On an appeal from the Probate Court, this court has the same power as the Probate Court. Prince
v. Sheffield,
The central problems presented by this appeal are whether the Probate Court had authority to order a transfer of the situs of administration of the trust assets within its jurisdiction and, if it had, whether the circumstances of this case warranted the exercise of such authority.

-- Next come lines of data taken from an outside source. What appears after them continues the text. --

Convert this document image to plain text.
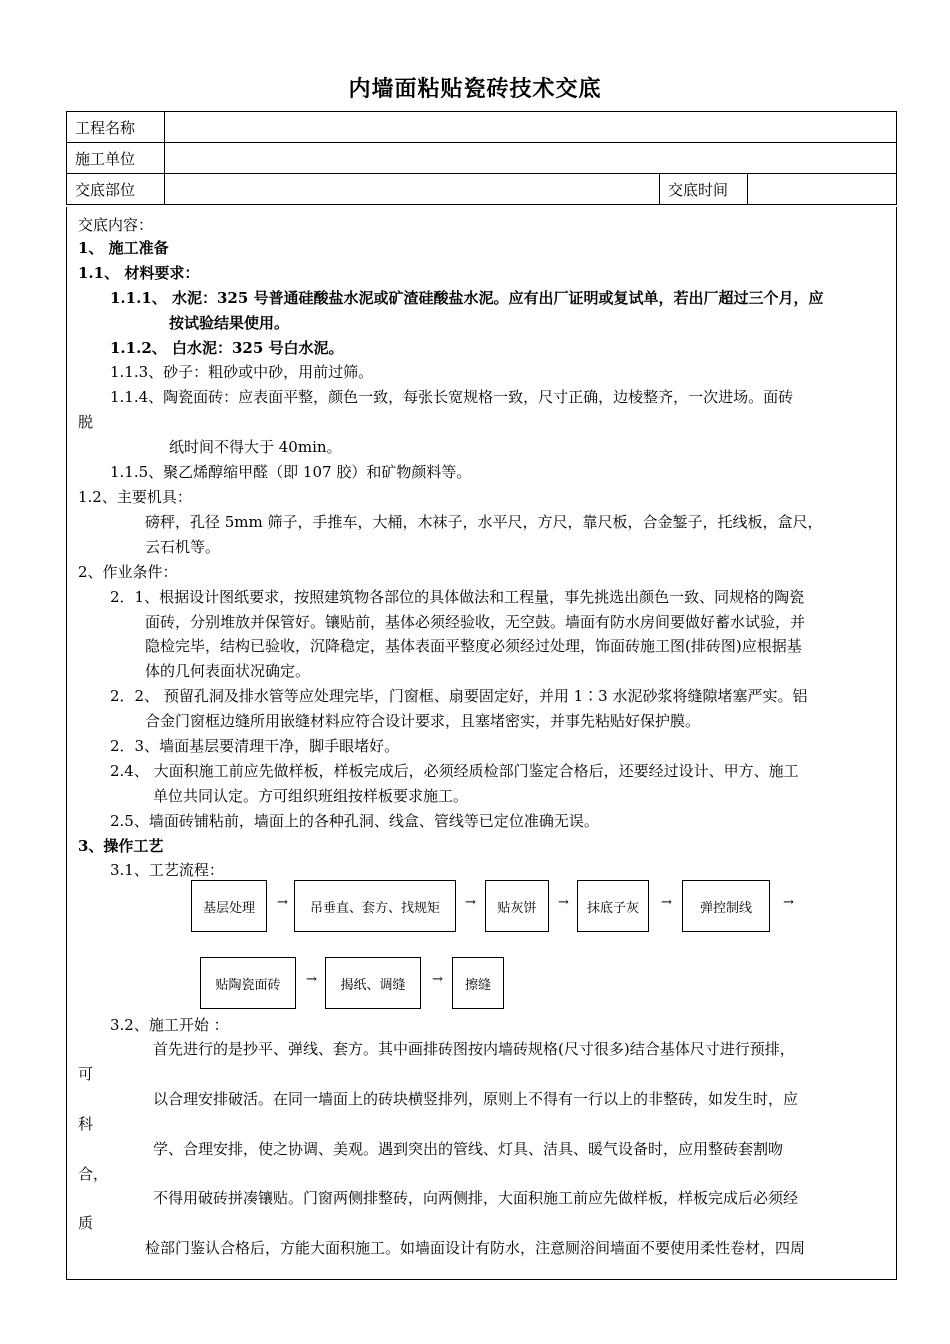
内墙面粘贴瓷砖技术交底
工程名称			
施工单位			
交底部位		交底时间	
交底内容：
1、 施工准备
1.1、 材料要求：
1.1.1、 水泥：325 号普通硅酸盐水泥或矿渣硅酸盐水泥。应有出厂证明或复试单，若出厂超过三个月，应
按试验结果使用。
1.1.2、 白水泥：325 号白水泥。
1.1.3、砂子：粗砂或中砂，用前过筛。
1.1.4、陶瓷面砖：应表面平整，颜色一致，每张长宽规格一致，尺寸正确，边棱整齐，一次进场。面砖
脱
纸时间不得大于 40min。
1.1.5、聚乙烯醇缩甲醛（即 107 胶）和矿物颜料等。
1.2、主要机具：
磅秤，孔径 5mm 筛子，手推车，大桶，木袜子，水平尺，方尺，靠尺板，合金錾子，托线板，盒尺，
云石机等。
2、作业条件：
2．1、根据设计图纸要求，按照建筑物各部位的具体做法和工程量，事先挑选出颜色一致、同规格的陶瓷
面砖，分别堆放并保管好。镶贴前，基体必须经验收，无空鼓。墙面有防水房间要做好蓄水试验，并
隐检完毕，结构已验收，沉降稳定，基体表面平整度必须经过处理，饰面砖施工图(排砖图)应根据基
体的几何表面状况确定。
2．2、 预留孔洞及排水管等应处理完毕，门窗框、扇要固定好，并用 1∶3 水泥砂浆将缝隙堵塞严实。铝
合金门窗框边缝所用嵌缝材料应符合设计要求，且塞堵密实，并事先粘贴好保护膜。
2．3、墙面基层要清理干净，脚手眼堵好。
2.4、 大面积施工前应先做样板，样板完成后，必须经质检部门鉴定合格后，还要经过设计、甲方、施工
单位共同认定。方可组织班组按样板要求施工。
2.5、墙面砖铺粘前，墙面上的各种孔洞、线盒、管线等已定位准确无误。
3、操作工艺
3.1、工艺流程：
基层处理	→	吊垂直、套方、找规矩	→	贴灰饼	→	抹底子灰	→	弹控制线	→
贴陶瓷面砖	→	揭纸、调缝	→	擦缝
3.2、施工开始 ：
首先进行的是抄平、弹线、套方。其中画排砖图按内墙砖规格(尺寸很多)结合基体尺寸进行预排，
可
以合理安排破活。在同一墙面上的砖块横竖排列，原则上不得有一行以上的非整砖，如发生时，应
科
学、合理安排，使之协调、美观。遇到突出的管线、灯具、洁具、暖气设备时，应用整砖套割吻
合，
不得用破砖拼凑镶贴。门窗两侧排整砖，向两侧排，大面积施工前应先做样板，样板完成后必须经
质
检部门鉴认合格后，方能大面积施工。如墙面设计有防水，注意厕浴间墙面不要使用柔性卷材，四周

The primary guide for a court in dealing with trust instruments is the intention of the settlor.Hartford National Bank Trust Co. v. VonZiegesar,
Although the record before the court does not reveal any express provision for changing the situs of ancillary administration, it is possible to find an implied intent. The decedent was a New Jersey resident at the time of her death; her will was probated in New Jersey, where the majority of the trust assets are now being administered subject to judicial guidance; the life beneficiary is not a resident of Connecticut, and the remaindermen are scattered throughout several states; in her will the testatrix directed that New Jersey law should apply as to all her testamentary dispositions except insofar as they pertain to property situated outside of New Jersey. It is clear that the most significant legal proceedings have occurred and will continue to occur in New Jersey, as the testatrix intended, and that Connecticut's involvement stems only from the location of certain real property in this state. Since the realty has now been converted into a liquid asset, it is appropriate to adhere to the *Page 504 implied intent of Mrs. Jackson that her testamentary trust be administered in New Jersey.
Another reason for approving the order for transmission is that "it would benefit the administration of the trust." Matter of Hudson, supra. Elimination of dual administration will tend to reduce inconvenience and expenses, to the benefit of the objects of Mrs. Jackson's bounty, and will obviate the possibility of conflicting decrees by different courts. See Lawrence v. Kitteridge,
Under the New York cases noted above, the sole remaining issue to be resolved is whether the public policy of this state prohibits the relief requested. We find sufficient indicia in both our cases and statutes to hold that no public policy of this state forbids transmission of the assets in Connecticut to the New Jersey trustees. Lawrence v. Kitteridge, supra, makes it clear that, in the administration of estates, transmission of assets out of this state is not violative of any public policy. The case of Jones v.Downs,
Comparison between the judicial treatment of ancillary administration of estates and the present proceedings supports our position. If this property had, at the date of Mrs. Jackson's death, been personal instead of real, it is probable that it would have been transferred to the domiciliary representative of the estate and thence to the domiciliary trustees. See Geenty v. Phoenix Mutual Life Ins.Co.,
In view of our public policy discussed above, the application for an order of transmission of funds to the domiciliary trustees ought to have been granted and the account approved as a final account in order to effectuate the implied intention of the testatrix with regard to the situs for administering this trust and in order to facilitate its administration.
Therefore, it is hereby ordered that the principal funds be transmitted to the Bank of New York and the plaintiff, cotrustees under the letters of trusteeship issued in New Jersey.